Implicit Chain of Thought Reasoning via Knowledge Distillation

The paper introduces a novel approach to reasoning in LLMs by leveraging implicit rather than explicit chain of thought (CoT) methodologies. The authors propose that while explicit CoT, which articulates each reasoning step in a sequence, aligns with human problem-solving, it may not fully utilize the computational efficiencies offered by modern transformer architectures. The implicit CoT framework seeks to harness vertical reasoning, i.e., reasoning through hidden states across layers, rather than the traditional horizontal, sequential articulation of intermediate steps.

Methodology

The proposed three-step strategy involves:

Mind-Reading the Teacher: A student model is trained to understand the intermediate reasoning steps from a teacher model's continuous hidden states. This model does not generate the intermediate steps but uses the teacher’s hidden states to derive the final answer directly.
Thought Emulation: Knowledge distillation is employed to train an emulator that predicts these hidden states directly from the input. The emulator uses vertical reasoning, thus eliminating explicit horizontal reasoning steps required by traditional CoT.
Couple and Optimize: The emulator and student are coupled together and further optimized end-to-end, allowing the student model to potentially develop its own efficient reasoning pathways that might differ from the teacher's methods.

Experimental Results

The paper reports experiments on multi-digit multiplication and grade school math problems. Key findings include:

On five-digit multiplication, the implicit CoT approach with GPT-2 Medium achieved a significant improvement of 96% accuracy, compared to the mere 2% with no CoT.
The method also showed increased efficiency, achieving near-real-time performance relative to explicit CoT, which introduces notable latency due to the generation of intermediate steps.
For grade school math problems, a 22% accuracy was reported, which remains lower than explicit CoT but demonstrates potential given the computational efficiency gained.

Implications and Future Directions

The introduction of implicit CoT offers implications both practically and theoretically:

Efficiency and Scalability: The strategy allows for faster inference by bypassing intermediate token generation, thus paving the way for more real-time applications in reasoning-intensive tasks.
Model Optimization: By leveraging the internal hidden states of LLMs, it promotes optimization in the vertical dimension, aligning with the core transformer architecture.
Potential in Model Training: This approach suggests potential integration into pretraining regimes, fostering models capable of both explicit and implicit reasoning.

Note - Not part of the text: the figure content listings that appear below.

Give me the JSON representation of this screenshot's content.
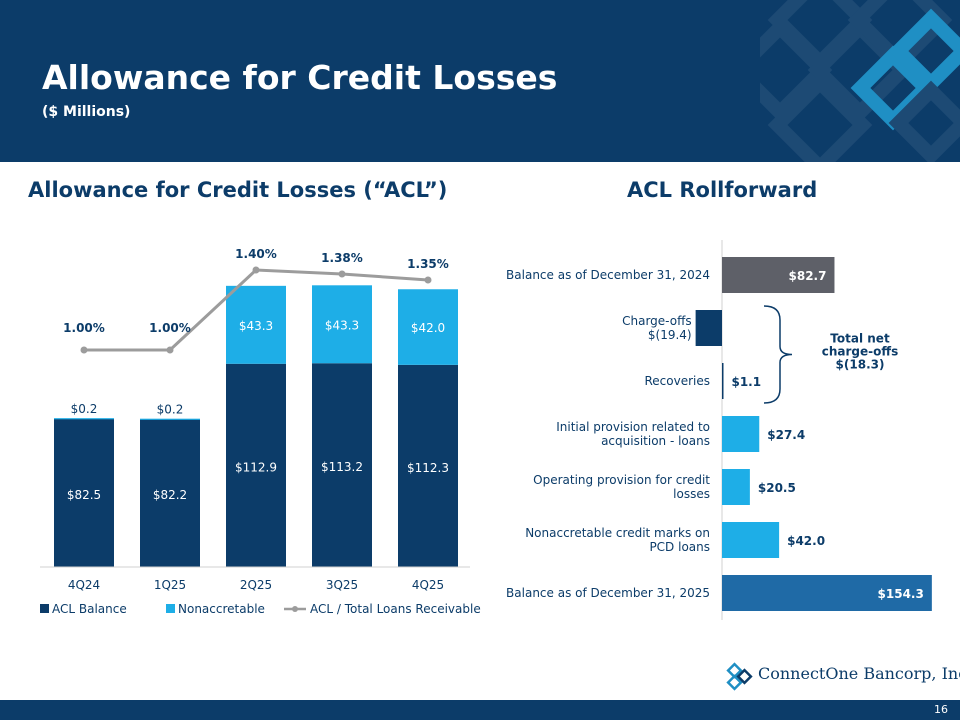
{
  "header": {
    "title": "Allowance for Credit Losses",
    "subtitle": "($ Millions)"
  },
  "colors": {
    "navy": "#0c3c69",
    "light_blue": "#1eaee7",
    "gray": "#5e6068",
    "line_gray": "#9c9c9c",
    "mid_blue": "#1f6aa6"
  },
  "left_title": "Allowance for Credit Losses (“ACL”)",
  "right_title": "ACL Rollforward",
  "chart_data": [
    {
      "type": "bar",
      "stacked": true,
      "title": "Allowance for Credit Losses (“ACL”)",
      "categories": [
        "4Q24",
        "1Q25",
        "2Q25",
        "3Q25",
        "4Q25"
      ],
      "series": [
        {
          "name": "ACL Balance",
          "values": [
            82.5,
            82.2,
            112.9,
            113.2,
            112.3
          ],
          "labels": [
            "$82.5",
            "$82.2",
            "$112.9",
            "$113.2",
            "$112.3"
          ]
        },
        {
          "name": "Nonaccretable",
          "values": [
            0.2,
            0.2,
            43.3,
            43.3,
            42.0
          ],
          "labels": [
            "$0.2",
            "$0.2",
            "$43.3",
            "$43.3",
            "$42.0"
          ]
        },
        {
          "name": "ACL / Total Loans Receivable",
          "type": "line",
          "values": [
            1.0,
            1.0,
            1.4,
            1.38,
            1.35
          ],
          "labels": [
            "1.00%",
            "1.00%",
            "1.40%",
            "1.38%",
            "1.35%"
          ]
        }
      ],
      "legend_position": "bottom"
    },
    {
      "type": "bar",
      "orientation": "horizontal",
      "title": "ACL Rollforward",
      "categories": [
        "Balance as of December 31, 2024",
        "Charge-offs\n$(19.4)",
        "Recoveries",
        "Initial provision related to\nacquisition - loans",
        "Operating provision for credit\nlosses",
        "Nonaccretable credit marks on\nPCD loans",
        "Balance as of December 31, 2025"
      ],
      "values": [
        82.7,
        -19.4,
        1.1,
        27.4,
        20.5,
        42.0,
        154.3
      ],
      "value_labels": [
        "$82.7",
        "",
        "$1.1",
        "$27.4",
        "$20.5",
        "$42.0",
        "$154.3"
      ],
      "bracket_label": "Total net\ncharge-offs\n$(18.3)"
    }
  ],
  "logo": {
    "text": "ConnectOne Bancorp, Inc."
  },
  "footer": {
    "page": "16"
  }
}
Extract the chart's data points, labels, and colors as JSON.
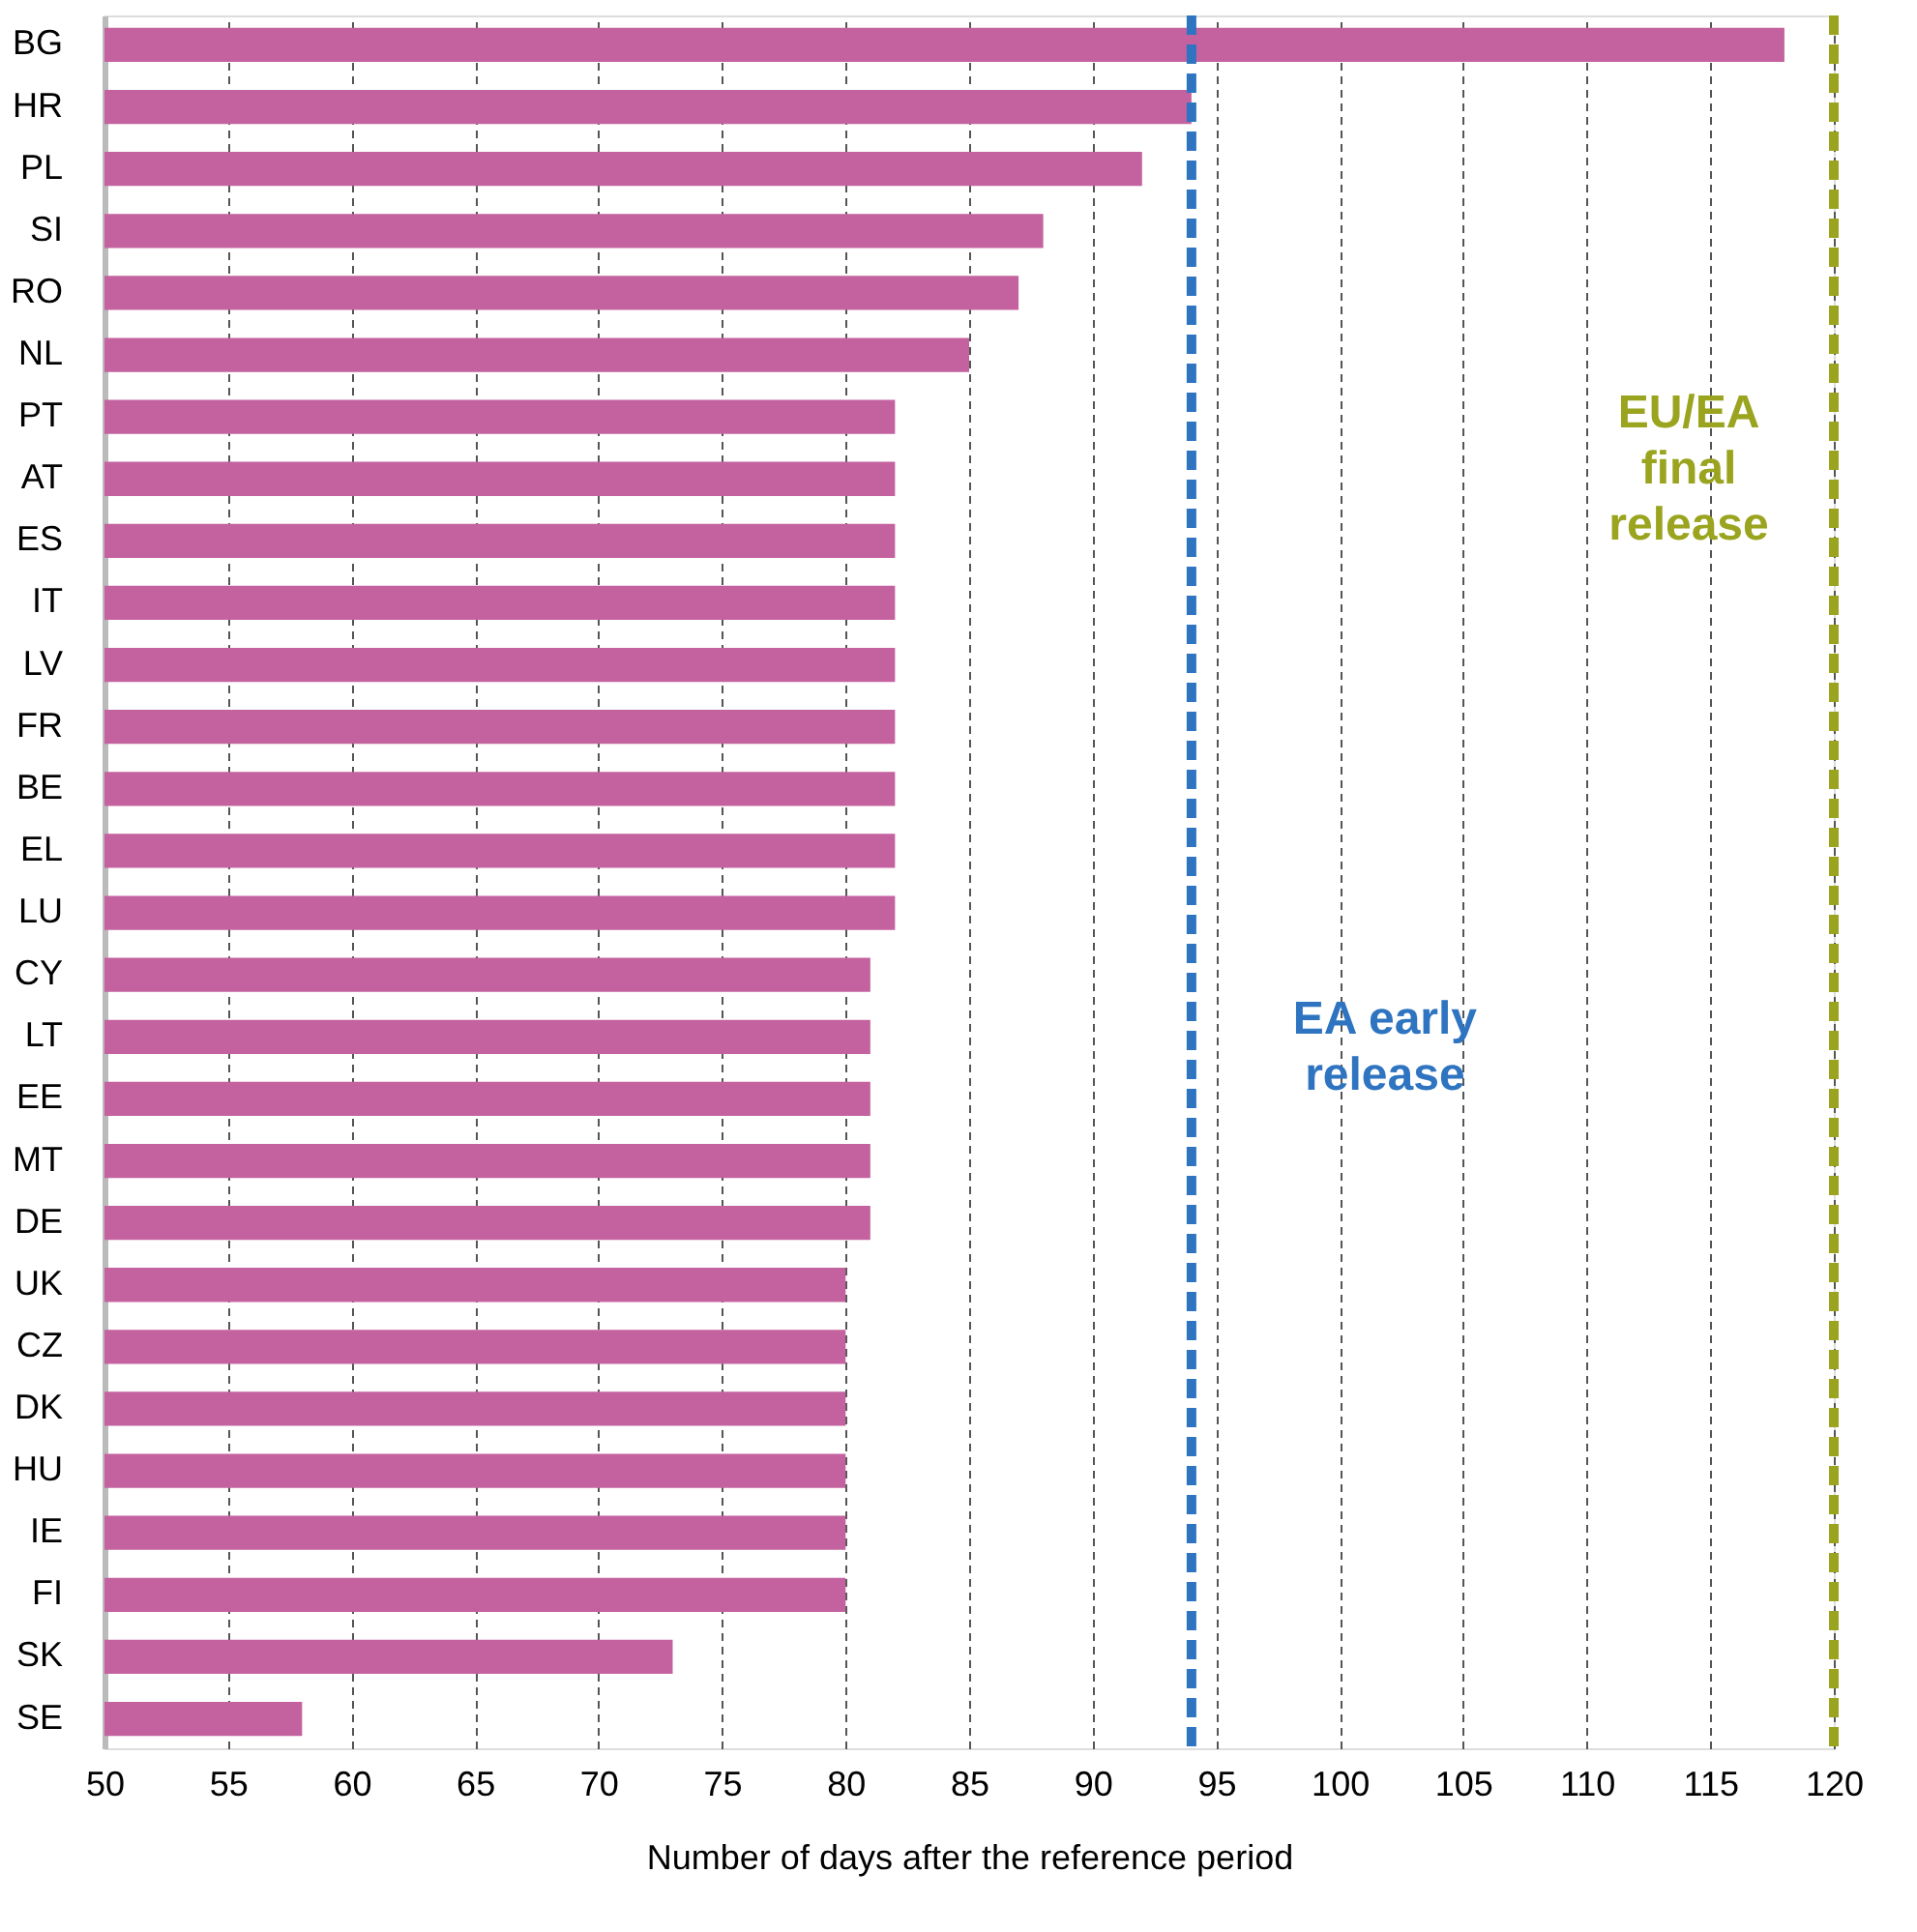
{
  "chart_data": {
    "type": "bar",
    "orientation": "horizontal",
    "xlabel": "Number of days after the reference period",
    "categories": [
      "BG",
      "HR",
      "PL",
      "SI",
      "RO",
      "NL",
      "PT",
      "AT",
      "ES",
      "IT",
      "LV",
      "FR",
      "BE",
      "EL",
      "LU",
      "CY",
      "LT",
      "EE",
      "MT",
      "DE",
      "UK",
      "CZ",
      "DK",
      "HU",
      "IE",
      "FI",
      "SK",
      "SE"
    ],
    "values": [
      118,
      94,
      92,
      88,
      87,
      85,
      82,
      82,
      82,
      82,
      82,
      82,
      82,
      82,
      82,
      81,
      81,
      81,
      81,
      81,
      80,
      80,
      80,
      80,
      80,
      80,
      73,
      58
    ],
    "color": "#c4629f",
    "xlim": [
      50,
      120
    ],
    "xticks": [
      50,
      55,
      60,
      65,
      70,
      75,
      80,
      85,
      90,
      95,
      100,
      105,
      110,
      115,
      120
    ],
    "grid": "x",
    "ref_lines": [
      {
        "axis": "x",
        "value": 94,
        "label": "EA early\nrelease",
        "color": "#2e74c0",
        "line_style": "dashed"
      },
      {
        "axis": "x",
        "value": 120,
        "label": "EU/EA\nfinal\nrelease",
        "color": "#9aa41e",
        "line_style": "dashed"
      }
    ]
  }
}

However, the methodology remains less transparent, exemplifying the trade-off between interpretability and efficiency. Therefore, further studies could explore this transparency challenge by integrating methods that maintain efficiency while providing insight into the model's reasoning processes.

Conclusion

The paper presents a compelling strategy to leverage transformer architectures efficiently via implicit CoT reasoning. While explicit CoT continues to outperform in accuracy, the research demonstrates promising advancements in reasoning efficiency. Future explorations might focus on expanding model layers to better capture complex reasoning tasks and integrating implicit reasoning into LLM pretraining. The findings offer a pathway toward enhancing the computational potential of LLMs while providing a foundation for furthering AI reasoning capabilities.